De todo modo, a exploração dessas tecnologicas obsoletas e a apropriação de fotografias/filmes/objetos encontrados pela cidade, bem como a referência a formas de sociabilidade/arquitetura que oriundas de outro momento histórico (aspectos presentes em diversos trabalhos dos artistas aqui citados), adverte de um cuidado com o passado que foi a mim colocado em termos afetivos por alguns artistas, como Matheus (Avalanche), para o qual é preciso cuidar do que é transformado num lixo afetivo da história.

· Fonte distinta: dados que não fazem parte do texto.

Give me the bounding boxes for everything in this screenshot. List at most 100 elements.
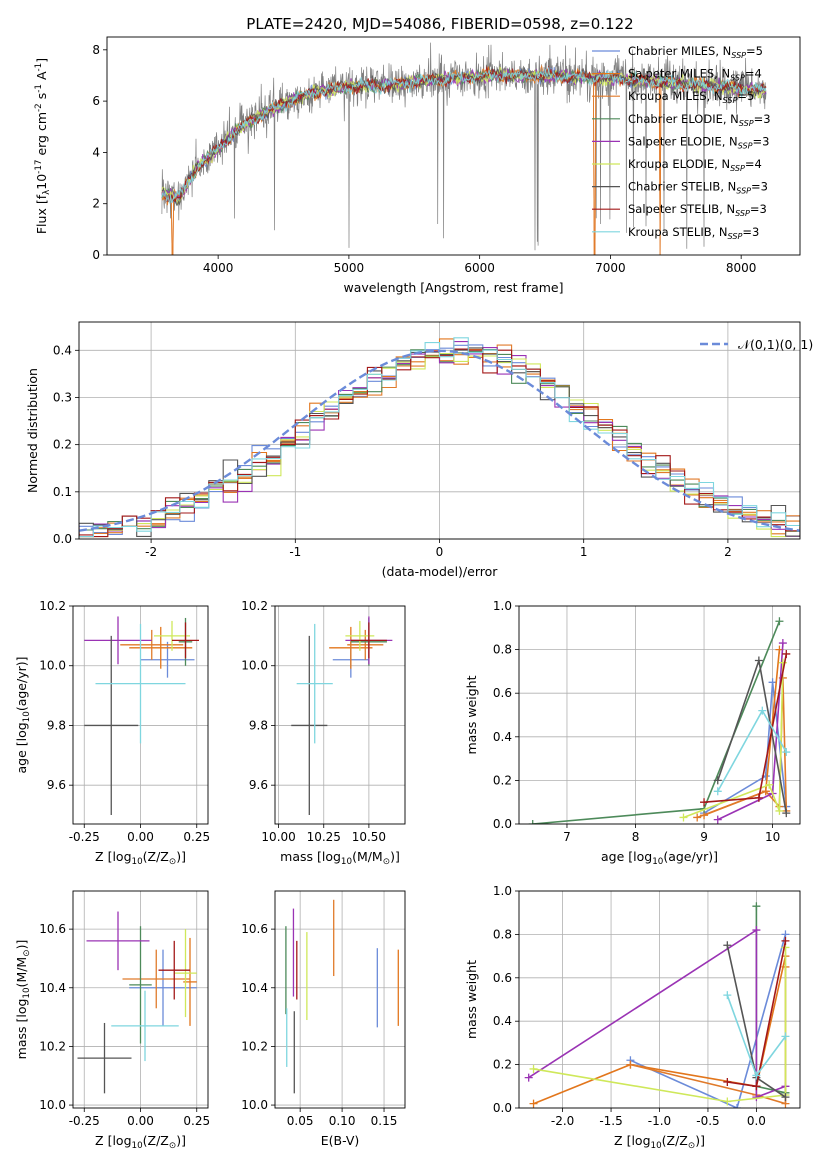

A ideia de ficção me saltou aos sentidos como abordagem partilhada – por muitos esses artistas, como também por outros (Brasil afora), como Jonathas de Andrade, Nino Cais, Marcelo Amorim, Sofia Borges – diante desse manancial de materiais/estéticas de outro espaçotempo. Tratada de muitas maneiras, a ficção pode se dar num sentido eminentemente metalinguístico diante da própria arte (penso em Fernanda Gassen), como comentário sobre o conhecimento (como colocado por Michel Zózimo), ou como posicionamento político diante do real e suas invenções. Dos artistas que pode conhecer, em raros casos ela é tratada em si, como nas manipulações digitais de Bruno Borne, que ficcionalizam o espaço, de modo que ficção e política se imbricam de modo criativo na produção gaúcha com a qual pude conversar. Me chamou a atenção como essa forma de política difere, por exemplo, dos modos operados na obra de Vera Chaves Barcellos, cuja obra não me pareceu encontrar consistente ressonância conceitual por entre os jovens artistas gaúchos.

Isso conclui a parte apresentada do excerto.